The Best Scratching Post for Adult Cats
While scratching serves many functions for cats, adults use the behavior to mark their territory. "The marks left on an object when the cat rakes his claws vertically create a visual sign for others who pass by," Johnson-Bennett explains. "When the cat scratches an object, he also leaves an olfactory mark by way of scent glands in the paw pads. This way, should another cat approach the scratch mark, he would be able to gather information from the pheromones (scent chemicals)."
Our feline crew does a decent job marking their territories on their scratching posts and cat trees, and to encourage that behavior we have four scratching posts positioned throughout the house. Two are in our open-plan living and dining room area, where the humans of the household spend most of our time, and two are in the master bedroom, where the cats spend most of their napping time. Johnson-Bennett says that strategy works best for multi-cat households.
"If you have more than one cat, you'll need more than one scratching post," she explains. "Although you can't specifically assign a post to a specific cat, if you place the posts in areas where the different cats tend to spend the most time, you may find they may just claim the posts on their own."

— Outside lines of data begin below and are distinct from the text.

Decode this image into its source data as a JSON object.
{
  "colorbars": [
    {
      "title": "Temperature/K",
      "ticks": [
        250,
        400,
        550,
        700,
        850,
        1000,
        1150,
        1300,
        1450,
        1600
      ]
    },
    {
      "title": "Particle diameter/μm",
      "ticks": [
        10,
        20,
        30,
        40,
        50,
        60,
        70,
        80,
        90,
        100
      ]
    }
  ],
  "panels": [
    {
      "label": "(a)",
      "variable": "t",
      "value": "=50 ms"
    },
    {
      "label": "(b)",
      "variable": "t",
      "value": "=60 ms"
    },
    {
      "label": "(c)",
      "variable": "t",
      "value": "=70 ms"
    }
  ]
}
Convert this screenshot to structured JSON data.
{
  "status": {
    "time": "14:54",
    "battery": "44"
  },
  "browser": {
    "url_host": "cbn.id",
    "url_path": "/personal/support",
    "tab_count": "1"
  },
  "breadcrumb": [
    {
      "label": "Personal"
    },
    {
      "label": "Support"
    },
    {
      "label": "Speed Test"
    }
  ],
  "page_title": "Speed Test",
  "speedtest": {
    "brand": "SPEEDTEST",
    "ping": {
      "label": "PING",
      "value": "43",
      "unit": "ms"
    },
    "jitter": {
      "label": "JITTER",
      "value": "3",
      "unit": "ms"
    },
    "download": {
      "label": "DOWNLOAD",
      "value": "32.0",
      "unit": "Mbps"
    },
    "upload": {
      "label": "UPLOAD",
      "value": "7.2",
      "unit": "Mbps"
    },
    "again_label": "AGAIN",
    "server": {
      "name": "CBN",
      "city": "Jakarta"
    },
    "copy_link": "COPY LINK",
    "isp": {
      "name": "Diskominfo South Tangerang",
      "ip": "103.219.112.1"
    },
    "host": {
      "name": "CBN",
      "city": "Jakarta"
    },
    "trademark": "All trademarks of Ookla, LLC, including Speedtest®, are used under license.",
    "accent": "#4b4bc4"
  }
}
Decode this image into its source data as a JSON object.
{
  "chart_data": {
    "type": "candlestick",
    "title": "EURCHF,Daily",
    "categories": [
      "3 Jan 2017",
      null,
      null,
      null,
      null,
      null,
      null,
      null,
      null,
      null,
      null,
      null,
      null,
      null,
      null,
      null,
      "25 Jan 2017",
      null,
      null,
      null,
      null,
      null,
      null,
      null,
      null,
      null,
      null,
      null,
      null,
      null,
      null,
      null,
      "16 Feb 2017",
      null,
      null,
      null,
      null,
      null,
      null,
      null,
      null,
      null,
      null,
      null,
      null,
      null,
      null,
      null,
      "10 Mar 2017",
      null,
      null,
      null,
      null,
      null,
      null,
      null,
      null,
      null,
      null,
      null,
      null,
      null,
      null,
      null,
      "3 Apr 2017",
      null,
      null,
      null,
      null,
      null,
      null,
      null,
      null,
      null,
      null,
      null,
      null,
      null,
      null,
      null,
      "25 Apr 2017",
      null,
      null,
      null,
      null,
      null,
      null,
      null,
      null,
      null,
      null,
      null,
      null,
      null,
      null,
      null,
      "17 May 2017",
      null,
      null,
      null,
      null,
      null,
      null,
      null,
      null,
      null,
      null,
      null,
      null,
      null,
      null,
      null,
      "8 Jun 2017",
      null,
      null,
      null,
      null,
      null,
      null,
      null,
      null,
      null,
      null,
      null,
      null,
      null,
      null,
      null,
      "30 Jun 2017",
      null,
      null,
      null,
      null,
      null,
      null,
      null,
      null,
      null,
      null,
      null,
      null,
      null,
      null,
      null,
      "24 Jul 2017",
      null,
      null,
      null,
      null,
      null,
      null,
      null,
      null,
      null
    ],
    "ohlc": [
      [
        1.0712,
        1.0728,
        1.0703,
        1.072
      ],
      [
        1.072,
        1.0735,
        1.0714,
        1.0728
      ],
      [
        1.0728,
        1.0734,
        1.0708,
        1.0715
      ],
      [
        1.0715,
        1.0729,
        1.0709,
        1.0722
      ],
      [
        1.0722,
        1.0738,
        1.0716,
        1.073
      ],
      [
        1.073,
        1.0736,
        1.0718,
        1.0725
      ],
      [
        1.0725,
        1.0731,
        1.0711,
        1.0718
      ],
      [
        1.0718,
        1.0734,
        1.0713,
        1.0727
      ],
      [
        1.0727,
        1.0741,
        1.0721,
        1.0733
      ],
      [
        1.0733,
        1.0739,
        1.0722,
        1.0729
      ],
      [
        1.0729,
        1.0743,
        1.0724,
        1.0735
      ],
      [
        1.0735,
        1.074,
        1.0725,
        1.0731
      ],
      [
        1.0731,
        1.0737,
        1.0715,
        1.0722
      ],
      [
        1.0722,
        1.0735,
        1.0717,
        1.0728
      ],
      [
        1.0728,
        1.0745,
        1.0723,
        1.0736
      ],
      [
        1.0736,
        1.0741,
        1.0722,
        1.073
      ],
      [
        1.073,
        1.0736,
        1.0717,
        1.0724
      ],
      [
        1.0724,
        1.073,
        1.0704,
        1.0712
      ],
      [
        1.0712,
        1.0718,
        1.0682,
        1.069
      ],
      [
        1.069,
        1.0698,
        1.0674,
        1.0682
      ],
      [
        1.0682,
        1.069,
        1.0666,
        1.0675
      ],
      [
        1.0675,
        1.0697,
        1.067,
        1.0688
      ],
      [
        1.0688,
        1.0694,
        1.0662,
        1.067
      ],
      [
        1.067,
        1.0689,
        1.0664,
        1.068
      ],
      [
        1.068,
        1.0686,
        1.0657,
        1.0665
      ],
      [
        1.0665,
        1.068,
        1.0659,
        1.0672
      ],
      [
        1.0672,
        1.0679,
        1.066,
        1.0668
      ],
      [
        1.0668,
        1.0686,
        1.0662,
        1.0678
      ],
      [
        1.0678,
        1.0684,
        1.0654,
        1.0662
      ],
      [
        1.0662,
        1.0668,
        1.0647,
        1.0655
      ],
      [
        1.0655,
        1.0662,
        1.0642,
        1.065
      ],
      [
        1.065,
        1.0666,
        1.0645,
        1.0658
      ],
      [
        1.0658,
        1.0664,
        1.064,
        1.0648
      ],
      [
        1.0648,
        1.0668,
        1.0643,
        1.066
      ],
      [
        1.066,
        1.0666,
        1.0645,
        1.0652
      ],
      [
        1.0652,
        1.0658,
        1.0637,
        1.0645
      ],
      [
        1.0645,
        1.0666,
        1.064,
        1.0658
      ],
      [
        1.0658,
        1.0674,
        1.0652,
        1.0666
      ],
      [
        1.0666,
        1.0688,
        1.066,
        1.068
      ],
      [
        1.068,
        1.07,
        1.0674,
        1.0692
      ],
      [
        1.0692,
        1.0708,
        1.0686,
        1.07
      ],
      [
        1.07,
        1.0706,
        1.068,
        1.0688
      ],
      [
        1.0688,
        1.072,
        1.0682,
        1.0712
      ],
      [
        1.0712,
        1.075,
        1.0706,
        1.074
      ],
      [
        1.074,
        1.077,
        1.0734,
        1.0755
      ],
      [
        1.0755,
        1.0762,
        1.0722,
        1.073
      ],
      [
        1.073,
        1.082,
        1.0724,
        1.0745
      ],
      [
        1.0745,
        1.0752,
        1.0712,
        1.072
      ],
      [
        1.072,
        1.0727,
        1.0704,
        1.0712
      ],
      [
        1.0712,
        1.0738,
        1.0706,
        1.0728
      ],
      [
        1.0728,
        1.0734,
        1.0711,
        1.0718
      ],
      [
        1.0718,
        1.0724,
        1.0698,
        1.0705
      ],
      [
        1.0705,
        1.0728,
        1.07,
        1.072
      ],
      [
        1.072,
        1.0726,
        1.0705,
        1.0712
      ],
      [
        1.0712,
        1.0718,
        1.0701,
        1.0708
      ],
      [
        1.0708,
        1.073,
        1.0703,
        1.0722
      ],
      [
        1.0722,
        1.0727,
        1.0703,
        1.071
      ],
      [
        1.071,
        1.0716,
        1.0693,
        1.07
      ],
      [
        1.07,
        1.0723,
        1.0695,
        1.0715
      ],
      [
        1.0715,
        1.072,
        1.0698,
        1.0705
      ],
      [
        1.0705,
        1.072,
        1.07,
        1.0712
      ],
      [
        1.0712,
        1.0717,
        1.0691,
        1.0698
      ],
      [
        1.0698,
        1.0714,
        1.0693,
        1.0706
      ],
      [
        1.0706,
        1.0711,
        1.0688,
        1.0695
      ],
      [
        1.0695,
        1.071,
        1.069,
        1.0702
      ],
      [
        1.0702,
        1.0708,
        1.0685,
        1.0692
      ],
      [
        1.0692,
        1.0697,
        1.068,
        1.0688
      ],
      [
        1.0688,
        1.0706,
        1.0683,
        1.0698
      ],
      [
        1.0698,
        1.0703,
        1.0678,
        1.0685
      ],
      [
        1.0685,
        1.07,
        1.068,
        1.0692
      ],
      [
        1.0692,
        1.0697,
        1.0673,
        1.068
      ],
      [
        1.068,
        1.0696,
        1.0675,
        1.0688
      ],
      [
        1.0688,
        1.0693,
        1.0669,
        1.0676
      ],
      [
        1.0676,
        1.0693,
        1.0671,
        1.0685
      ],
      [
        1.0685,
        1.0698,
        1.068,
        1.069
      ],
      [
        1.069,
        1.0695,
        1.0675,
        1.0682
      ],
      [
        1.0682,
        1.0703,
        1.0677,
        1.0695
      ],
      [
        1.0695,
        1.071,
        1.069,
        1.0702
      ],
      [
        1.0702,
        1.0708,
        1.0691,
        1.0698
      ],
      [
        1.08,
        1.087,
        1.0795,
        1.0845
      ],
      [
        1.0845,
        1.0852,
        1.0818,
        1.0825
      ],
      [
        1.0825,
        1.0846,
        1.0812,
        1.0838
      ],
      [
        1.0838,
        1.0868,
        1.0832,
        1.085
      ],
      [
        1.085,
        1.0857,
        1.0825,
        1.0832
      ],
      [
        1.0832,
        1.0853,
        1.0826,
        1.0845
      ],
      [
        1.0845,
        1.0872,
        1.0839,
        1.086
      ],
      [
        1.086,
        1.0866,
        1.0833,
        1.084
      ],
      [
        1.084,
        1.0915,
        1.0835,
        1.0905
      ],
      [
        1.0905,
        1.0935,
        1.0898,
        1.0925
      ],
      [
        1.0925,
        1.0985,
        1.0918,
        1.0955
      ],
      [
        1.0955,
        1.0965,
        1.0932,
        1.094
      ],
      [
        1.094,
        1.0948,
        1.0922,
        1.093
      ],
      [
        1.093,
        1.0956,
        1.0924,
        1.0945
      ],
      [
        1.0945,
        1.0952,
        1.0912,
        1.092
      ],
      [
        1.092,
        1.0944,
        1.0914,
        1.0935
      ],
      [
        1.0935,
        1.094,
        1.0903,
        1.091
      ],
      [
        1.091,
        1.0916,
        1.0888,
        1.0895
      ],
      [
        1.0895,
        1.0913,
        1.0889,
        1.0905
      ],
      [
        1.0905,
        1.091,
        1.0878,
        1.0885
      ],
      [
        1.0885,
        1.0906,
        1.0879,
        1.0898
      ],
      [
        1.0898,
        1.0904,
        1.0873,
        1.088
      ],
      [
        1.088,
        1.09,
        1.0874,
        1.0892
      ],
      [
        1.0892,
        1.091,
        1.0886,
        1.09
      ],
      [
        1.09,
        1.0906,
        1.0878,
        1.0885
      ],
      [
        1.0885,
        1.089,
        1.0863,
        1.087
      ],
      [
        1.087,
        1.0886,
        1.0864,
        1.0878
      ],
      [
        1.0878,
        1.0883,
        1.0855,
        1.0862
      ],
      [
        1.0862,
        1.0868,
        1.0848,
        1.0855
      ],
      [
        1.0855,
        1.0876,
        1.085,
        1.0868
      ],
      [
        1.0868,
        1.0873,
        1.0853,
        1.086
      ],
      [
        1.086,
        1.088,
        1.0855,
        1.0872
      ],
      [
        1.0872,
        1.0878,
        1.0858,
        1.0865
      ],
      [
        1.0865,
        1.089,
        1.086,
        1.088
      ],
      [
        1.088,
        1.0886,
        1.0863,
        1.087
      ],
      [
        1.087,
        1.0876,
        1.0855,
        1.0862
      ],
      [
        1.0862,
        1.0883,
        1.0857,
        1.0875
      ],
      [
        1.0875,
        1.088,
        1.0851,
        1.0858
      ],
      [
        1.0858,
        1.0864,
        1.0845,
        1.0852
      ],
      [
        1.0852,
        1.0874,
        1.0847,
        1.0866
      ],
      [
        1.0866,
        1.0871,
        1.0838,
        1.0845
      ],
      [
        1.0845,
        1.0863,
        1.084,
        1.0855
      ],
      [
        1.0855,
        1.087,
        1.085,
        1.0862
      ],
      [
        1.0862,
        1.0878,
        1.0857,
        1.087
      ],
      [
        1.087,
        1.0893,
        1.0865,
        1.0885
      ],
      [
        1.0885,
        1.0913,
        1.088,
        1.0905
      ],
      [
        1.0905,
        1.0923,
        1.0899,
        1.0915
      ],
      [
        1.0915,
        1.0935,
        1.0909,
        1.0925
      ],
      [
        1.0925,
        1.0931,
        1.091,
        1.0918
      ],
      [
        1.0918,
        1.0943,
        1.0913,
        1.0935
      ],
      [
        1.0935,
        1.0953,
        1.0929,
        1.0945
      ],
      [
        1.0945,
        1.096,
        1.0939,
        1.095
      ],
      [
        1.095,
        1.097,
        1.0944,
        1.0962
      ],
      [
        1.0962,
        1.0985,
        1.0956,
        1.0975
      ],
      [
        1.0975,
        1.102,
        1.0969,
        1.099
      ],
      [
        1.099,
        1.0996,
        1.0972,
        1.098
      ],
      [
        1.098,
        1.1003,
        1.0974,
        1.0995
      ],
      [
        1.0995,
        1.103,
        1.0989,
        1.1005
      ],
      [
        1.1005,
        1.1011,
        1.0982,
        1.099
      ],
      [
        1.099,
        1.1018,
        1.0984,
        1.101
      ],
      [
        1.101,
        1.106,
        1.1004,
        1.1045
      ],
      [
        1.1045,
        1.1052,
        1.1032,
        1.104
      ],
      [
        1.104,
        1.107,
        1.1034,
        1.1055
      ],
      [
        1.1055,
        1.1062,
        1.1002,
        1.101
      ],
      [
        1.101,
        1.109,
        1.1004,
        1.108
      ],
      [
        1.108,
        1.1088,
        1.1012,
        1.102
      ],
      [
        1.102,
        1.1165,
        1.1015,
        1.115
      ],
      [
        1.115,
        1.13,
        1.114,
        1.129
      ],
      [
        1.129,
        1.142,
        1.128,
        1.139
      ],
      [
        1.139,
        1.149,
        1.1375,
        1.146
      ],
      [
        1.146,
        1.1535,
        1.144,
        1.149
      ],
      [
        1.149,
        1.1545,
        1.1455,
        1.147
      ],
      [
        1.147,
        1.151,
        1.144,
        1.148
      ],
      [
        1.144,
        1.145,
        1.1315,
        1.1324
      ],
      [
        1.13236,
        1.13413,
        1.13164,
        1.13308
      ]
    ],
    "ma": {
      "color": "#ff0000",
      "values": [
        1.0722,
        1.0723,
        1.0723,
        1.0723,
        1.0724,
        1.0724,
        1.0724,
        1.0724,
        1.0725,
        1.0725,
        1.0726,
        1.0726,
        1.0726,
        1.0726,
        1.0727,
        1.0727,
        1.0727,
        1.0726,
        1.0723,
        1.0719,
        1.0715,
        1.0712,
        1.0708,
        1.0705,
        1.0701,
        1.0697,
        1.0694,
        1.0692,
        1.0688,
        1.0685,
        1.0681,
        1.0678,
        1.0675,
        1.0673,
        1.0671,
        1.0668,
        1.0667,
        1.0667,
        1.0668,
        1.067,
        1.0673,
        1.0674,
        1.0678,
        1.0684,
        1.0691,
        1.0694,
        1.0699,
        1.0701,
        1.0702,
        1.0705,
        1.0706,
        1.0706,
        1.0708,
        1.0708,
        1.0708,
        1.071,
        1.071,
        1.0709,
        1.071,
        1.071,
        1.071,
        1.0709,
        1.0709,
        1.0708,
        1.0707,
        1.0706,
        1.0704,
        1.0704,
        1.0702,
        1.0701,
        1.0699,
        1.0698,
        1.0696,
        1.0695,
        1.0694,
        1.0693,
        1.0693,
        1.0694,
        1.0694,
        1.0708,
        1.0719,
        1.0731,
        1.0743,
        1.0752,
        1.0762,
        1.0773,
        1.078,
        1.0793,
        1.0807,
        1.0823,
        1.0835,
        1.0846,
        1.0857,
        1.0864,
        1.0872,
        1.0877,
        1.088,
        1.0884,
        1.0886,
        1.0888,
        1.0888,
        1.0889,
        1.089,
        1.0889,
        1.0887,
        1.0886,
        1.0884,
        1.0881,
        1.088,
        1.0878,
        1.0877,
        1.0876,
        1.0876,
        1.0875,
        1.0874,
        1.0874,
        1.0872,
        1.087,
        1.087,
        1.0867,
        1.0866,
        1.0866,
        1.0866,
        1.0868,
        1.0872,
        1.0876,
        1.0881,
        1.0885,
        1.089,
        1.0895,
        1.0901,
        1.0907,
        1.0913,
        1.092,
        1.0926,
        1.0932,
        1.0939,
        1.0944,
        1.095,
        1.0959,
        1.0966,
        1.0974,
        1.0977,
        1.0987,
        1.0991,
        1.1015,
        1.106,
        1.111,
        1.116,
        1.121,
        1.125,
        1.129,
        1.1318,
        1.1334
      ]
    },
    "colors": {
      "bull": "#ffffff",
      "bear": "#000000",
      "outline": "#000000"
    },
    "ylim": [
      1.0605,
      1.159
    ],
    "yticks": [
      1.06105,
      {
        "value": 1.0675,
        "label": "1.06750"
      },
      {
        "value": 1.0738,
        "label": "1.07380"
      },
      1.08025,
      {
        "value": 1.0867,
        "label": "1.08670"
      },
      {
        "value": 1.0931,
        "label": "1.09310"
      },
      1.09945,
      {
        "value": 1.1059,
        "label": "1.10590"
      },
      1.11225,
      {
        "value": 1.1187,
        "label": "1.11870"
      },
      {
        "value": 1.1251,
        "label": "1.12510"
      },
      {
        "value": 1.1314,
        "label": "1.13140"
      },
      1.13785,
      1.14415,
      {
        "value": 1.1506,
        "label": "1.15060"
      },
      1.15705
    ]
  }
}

If you find what look like claws near your cat's scratching post, don't panic. One of the reasons your cat scratches is to keep his claws in good shape, and the act of scratching helps remove the outer layer of material from his claws.You can help keep your cat's claws in good shape by trimming them regularly. This may also help protect more delicate fabrics and upholstery in your home from becoming snagged by your cat's claws. Most cat experts, however, discourage having cats declawed, as the surgery can have painful lasting effects.
The Best Scratching Post for Senior Cats
As your cat ages, he still needs to scratch to exercise his muscles and stretch his limbs. For a senior cat, having a scratching post readily available can make it easier for him to continue these healthy behaviors. Scratching can be an emotional release for your cat no matter what his age, Johnson-Bennett says. "When your cat is anxious, happy, excited or frustrated, he can release some of that built-up emotion by scratching. Think of the times you've seen your cat scratching on an object after a nap or when you've come home from work. You may even have noticed him scratching after an encounter with a companion cat. This emotional release through scratching is healthy for the cat."
As Johnson-Bennett says, don't be alarmed if your cat suddenly races through the house to begin furiously scratching his post. Instead, be grateful that he prefers his post to your favorite lounge chair. Because your cat needs to stretch his muscles when he scratches, make sure the scratching post is tall enough for him to stretch out. While those cute little scratching posts at the pet store may work well for a young kitten, your senior cat needs a tall scratching post so he can stretch to his full length. If his post isn't tall enough, your cat will likely seek out a taller place to scratch — including your fabric headboard.